He radiates talent – McKinley teacher finds music in (of all things) his heating system

To some, the groaning and creaking of an old steam heating system may be a painful reminder of how much heating oil costs these days, but to others like Travis Ramsey, those sounds are the sounds of music.

The McKinley Elementary School teacher and musical composer has taken inspiration from the old boiler and steam heat radiators at his Malden home, turning those sounds into a new musical composition.

That newest piece, ‘The Lost Art of Steam Heating,’ will make its Massachusetts premiere this Sunday, October 10, at 3 p.m. with the Wellesley Symphony Orchestra under Conductor Max Hobart.

It will take place at Mass Bay Community College in Wellesley.

“Our boiler is a 1937 model,” said Ramsey in an interview at the McKinley on Monday. “It was originally built to burn coal and it was converted to oil. It’s just a beast. My wife and I, this is our first home and we bought it in November 2007 [during the heating season]. I would always wake up in the middle of the night hearing these noises. I kept asking, ‘What is that noise?’ I had never experienced anything like that.”

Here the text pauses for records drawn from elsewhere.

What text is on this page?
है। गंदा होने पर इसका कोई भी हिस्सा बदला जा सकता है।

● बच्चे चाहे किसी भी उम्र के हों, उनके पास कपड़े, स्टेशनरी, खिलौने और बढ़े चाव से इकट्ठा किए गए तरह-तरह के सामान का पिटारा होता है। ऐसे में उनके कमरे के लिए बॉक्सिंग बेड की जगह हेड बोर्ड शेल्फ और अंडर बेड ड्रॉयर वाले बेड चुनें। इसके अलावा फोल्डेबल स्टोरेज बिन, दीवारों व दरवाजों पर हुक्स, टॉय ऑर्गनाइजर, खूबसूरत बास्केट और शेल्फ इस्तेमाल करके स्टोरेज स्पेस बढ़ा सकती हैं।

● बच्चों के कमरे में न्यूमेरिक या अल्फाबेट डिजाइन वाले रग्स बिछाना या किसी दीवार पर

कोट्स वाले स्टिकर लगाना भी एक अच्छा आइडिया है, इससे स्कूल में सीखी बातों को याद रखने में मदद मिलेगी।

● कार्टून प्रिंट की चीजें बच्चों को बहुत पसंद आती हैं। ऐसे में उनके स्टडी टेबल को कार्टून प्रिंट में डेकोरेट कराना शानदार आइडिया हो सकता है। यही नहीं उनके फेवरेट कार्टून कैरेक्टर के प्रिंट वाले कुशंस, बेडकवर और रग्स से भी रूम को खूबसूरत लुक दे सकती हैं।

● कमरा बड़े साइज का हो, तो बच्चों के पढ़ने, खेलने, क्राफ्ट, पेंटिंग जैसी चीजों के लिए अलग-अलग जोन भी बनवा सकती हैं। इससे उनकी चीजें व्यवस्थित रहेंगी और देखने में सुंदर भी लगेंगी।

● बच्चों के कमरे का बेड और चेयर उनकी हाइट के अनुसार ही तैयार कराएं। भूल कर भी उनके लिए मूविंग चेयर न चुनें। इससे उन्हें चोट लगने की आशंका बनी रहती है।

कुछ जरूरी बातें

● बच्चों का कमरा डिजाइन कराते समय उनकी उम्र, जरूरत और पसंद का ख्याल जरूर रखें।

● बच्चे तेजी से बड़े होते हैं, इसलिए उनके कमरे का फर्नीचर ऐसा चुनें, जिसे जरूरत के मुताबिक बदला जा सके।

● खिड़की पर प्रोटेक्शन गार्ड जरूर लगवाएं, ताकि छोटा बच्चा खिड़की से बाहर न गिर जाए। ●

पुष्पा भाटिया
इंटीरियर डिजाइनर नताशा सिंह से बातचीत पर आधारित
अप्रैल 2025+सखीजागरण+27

It wasn’t long, though, before those awful noises became music to his ears.

“There were radiators that hissed like demented teapots, pipes that banged loud enough to shake the floors and that old 1937 steam boiler that roared like a lioness in heat,” said Ramsey.

Connecting those everyday, old-house sounds to music was just a natural reaction for Ramsey.

“I think that’s just the way I operate,” he said. “It was the perfect inspiration for a new piece.”

And inspiration works quickly for the McKinley teacher.

He was done with the entire composition by February.

Ramsey – who majored in music education at the University of Southern Maine (USM) – began composing music in middle school when he was growing up in Vermont.

He said he was always interested in music and, especially, in creating new music, and studied composition at USM.

“It is something I’ve always done,” he said. “It’s one of those things I do all the time. If I have a day off, that’s what I do.”

Such a pastime is not easy, as composing music is just as difficult as writing a novel, and there are more failures than successes.

He said he combines a great deal of study with good, old-fashioned trial and error.

“Basically, it is mostly trial and error – but mostly error,” he said with a laugh.

He said he also brings his passion for musical composition into the classroom at the McKinley; teaching kids how to make their own music.

“Kids in just about every age group do at least one composition project every year,” he said. “It’s all tailored to their age group, but I like to think it opens their minds to creativity.”

Ramsey has taught at the McKinley for seven years, as well as teaching part-time at the Lincoln, Garfield and the old Paul Revere Schools.

Ramsey’s composition has been performed previously by the USM orchestra, conducted by Robert Lehmann – who is well known in Revere for directing the North Shore Philharmonic. The directions call for a standard orchestra, but there are also some twists. In the percussion section, it calls for two real radiators and someone to make the sound of a lion’s roar.

He said that it was his wife, Gisela, who actually came up with the idea for using real radiators within the orchestra.

“After I finished the composition, I was in the basement hitting several old pipes that were left over from a previous project,” he said. “I was trying to find just the right sound. She came down to see what I was doing and suggested that I just use a real radiator. I went over an tapped on it, and said, ‘Oh yea.’ So, I have to give her credit on that.”

Ramsey said that he actually borrowed the name of his composition, ‘The Lost Art of Steam Heating’ from a book he and his wife used to tune up their boiler, which, unfortunately, took away the interesting sounds.

“We’re happy to report that the entire system – radiators, pipes and all – purrs like a kitten,” he said.

And, while the boiler and radiators in the 100-plus year old McKinley School are pretty musical in that respect, he said it was the creaky, old wooden floors that interested him.

“I love the creaks in the floors here at the McKinley,” he said. “They make some pretty strange sounds. I don’t know if that’s another composition. We’ll have to see about that. You never know.”

Tickets to the Wellesley Symphony Orchestra’s performance of Ramsey’s composition are $20 for adults and $15 for students and seniors. Children are free with an adult paid admission.